Locally owned small businesses are responsible for nearly all the new net jobs in the Mississippi River Delta region, according to a new study by the Delta Regional Authority, a federal-state partnership working to stimulate economic development.
During a news conference at Broadway Prescription in Cape Girardeau on Monday, Delta Regional Authority federal co-chairman Chris Masingill called small businesses the "growth engine" of the region as he presented the study prepared by Dr. James Stapleton, executive director of Center for the Innovation and Entrepreneurship at Southeast Missouri State University.
The release of the study coincides with Small Business Saturday, set for this Saturday -- a day dedicated to supporting small businesses nationwide by encouraging consumers to shop at them -- and entrepreneurship month, which is celebrated during November.
Since 1992, locally owned businesses with nine or fewer employees created 91 percent of the net new jobs in the eight-state region that includes Alabama, Arkansas, Illinois, Kentucky, Louisiana, Missouri, Mississippi and Tennessee, the study showed.
"We want to make sure we're drawing that connection," Masingill said. "We hope it will be used as a guide by our governors, our strategic partners, our policy makers and our traditional economic developers as we look at where the jobs of tomorrow are coming from."
Instead of looking at the employment or unemployment numbers many other economic studies focus on, this study looked at the opening and closing businesses that created or eliminated jobs.
Stapleton reviewed data from January 1992 through January 2010 in the 252 counties and parishes that make up the eight-state Delta region.
The findings suggest the Delta region has become increasingly dependent on locally owned small businesses to provide jobs. Companies with nine or fewer employees provided nearly 42 percent of all jobs at the beginning of 2010.
"In some ways it was confirmatory of what we'd thought all along," Stapleton said.
Stapleton said he did not expect to find the drastic difference between the 1991 and 2001 recessions and recoveries, or in the case of the 2001 recession, the lack there of.
"There are vast differences that are quite alarming," Stapleton said.
While more new businesses were created in the second half of the data period, they provided fewer new jobs.

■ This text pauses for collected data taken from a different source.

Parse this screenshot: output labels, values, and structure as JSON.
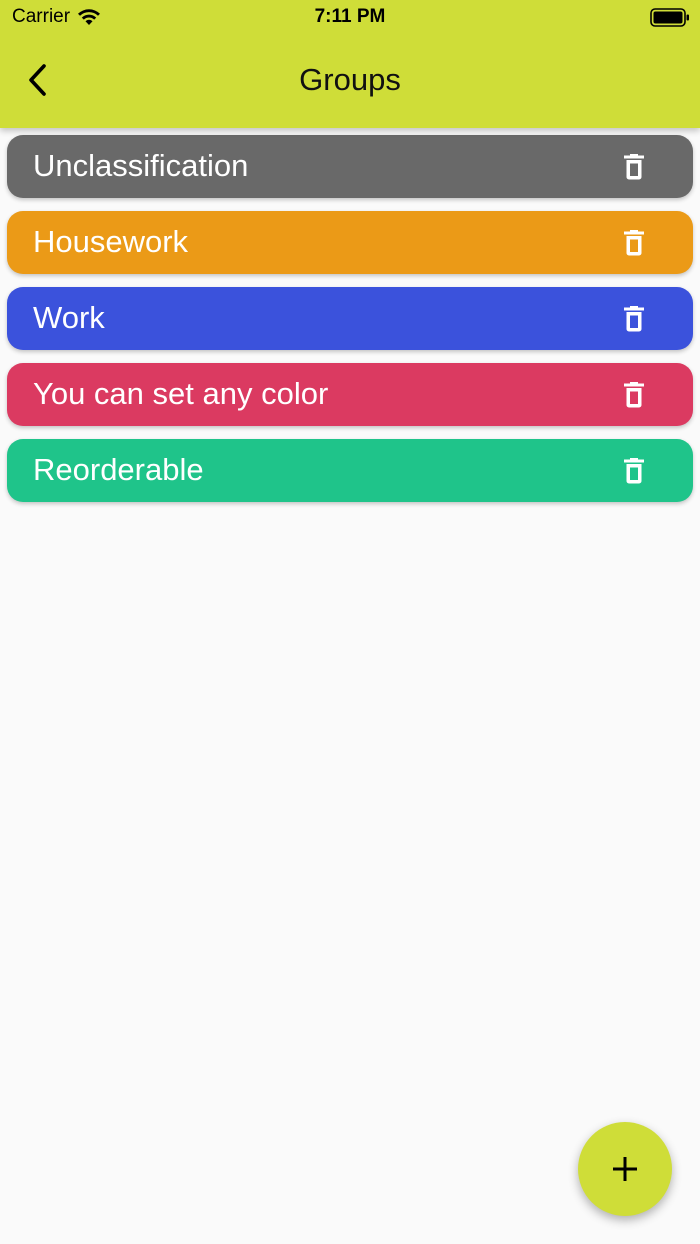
{
  "status_bar": {
    "carrier": "Carrier",
    "time": "7:11 PM",
    "wifi_icon": "wifi-icon",
    "battery_icon": "battery-full-icon"
  },
  "header": {
    "title": "Groups",
    "back_icon": "chevron-left-icon",
    "background_color": "#cfdd38"
  },
  "groups": [
    {
      "label": "Unclassification",
      "color": "#696969",
      "delete_icon": "trash-icon"
    },
    {
      "label": "Housework",
      "color": "#eb9a17",
      "delete_icon": "trash-icon"
    },
    {
      "label": "Work",
      "color": "#3b52dc",
      "delete_icon": "trash-icon"
    },
    {
      "label": "You can set any color",
      "color": "#db3a61",
      "delete_icon": "trash-icon"
    },
    {
      "label": "Reorderable",
      "color": "#1fc48a",
      "delete_icon": "trash-icon"
    }
  ],
  "fab": {
    "icon": "plus-icon",
    "color": "#cfdd38"
  }
}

"In the growth years of the '90s they were able to replace the jobs lost when businesses closed. Businesses are closing that may have 10 or 15 employees and businesses are opening that only have one or two," he said.

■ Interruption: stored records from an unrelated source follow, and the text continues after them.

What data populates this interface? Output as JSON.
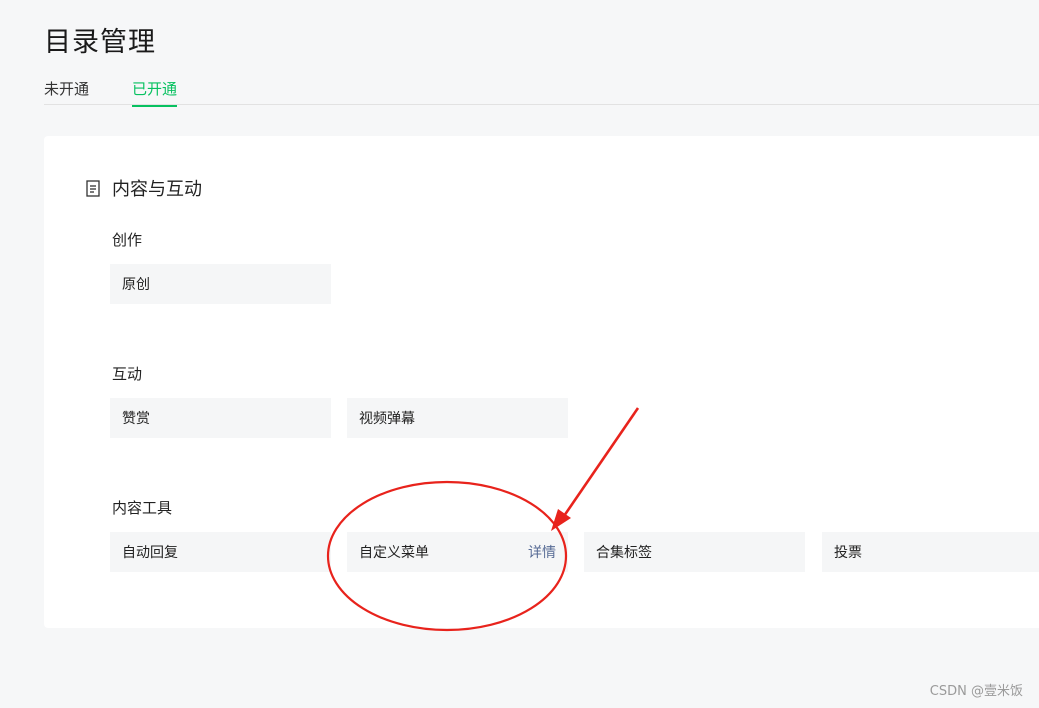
{
  "page": {
    "title": "目录管理"
  },
  "tabs": [
    {
      "label": "未开通",
      "active": false
    },
    {
      "label": "已开通",
      "active": true
    }
  ],
  "section": {
    "title": "内容与互动",
    "icon": "document-icon",
    "groups": [
      {
        "label": "创作",
        "items": [
          {
            "label": "原创"
          }
        ]
      },
      {
        "label": "互动",
        "items": [
          {
            "label": "赞赏"
          },
          {
            "label": "视频弹幕"
          }
        ]
      },
      {
        "label": "内容工具",
        "items": [
          {
            "label": "自动回复"
          },
          {
            "label": "自定义菜单",
            "detail": "详情"
          },
          {
            "label": "合集标签"
          },
          {
            "label": "投票"
          }
        ]
      }
    ]
  },
  "watermark": "CSDN @壹米饭",
  "colors": {
    "accent": "#07c160",
    "link": "#576b95",
    "annotation": "#e8231c"
  }
}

In Missouri, the study showed the state had a net decrease of 3,315 jobs from 1992 to 2009.
Additional state-specific data will be released in about 60 days, Stapleton said.
Masingill said Stapleton serves as an adviser for small business and entrepreneurship for the entire Delta Regional Authority area.
"He has educated me and helped bring me around. I have been a traditional economic developer for most of my career, but this idea of focusing in on entrepreneurship as a way to anchor economies and grow opportunities -- he has shown me the way to do that," Masingill said.
The study will be used as a tool by the Cape Girardeau Area Chamber of Commerce, which already has been working on supporting entrepreneurship as one of its five main strategic goals, said Tim Arbeiter, vice president for community development at the chamber.
"We've always known small business ownership and entrepreneurial development have always been important to Cape Girardeau. This research gives us the necessary data to validate that," Arbeiter said.
Stapleton was assisted by graduate student Justin Pobst and undergraduate student Mitchell Brunson.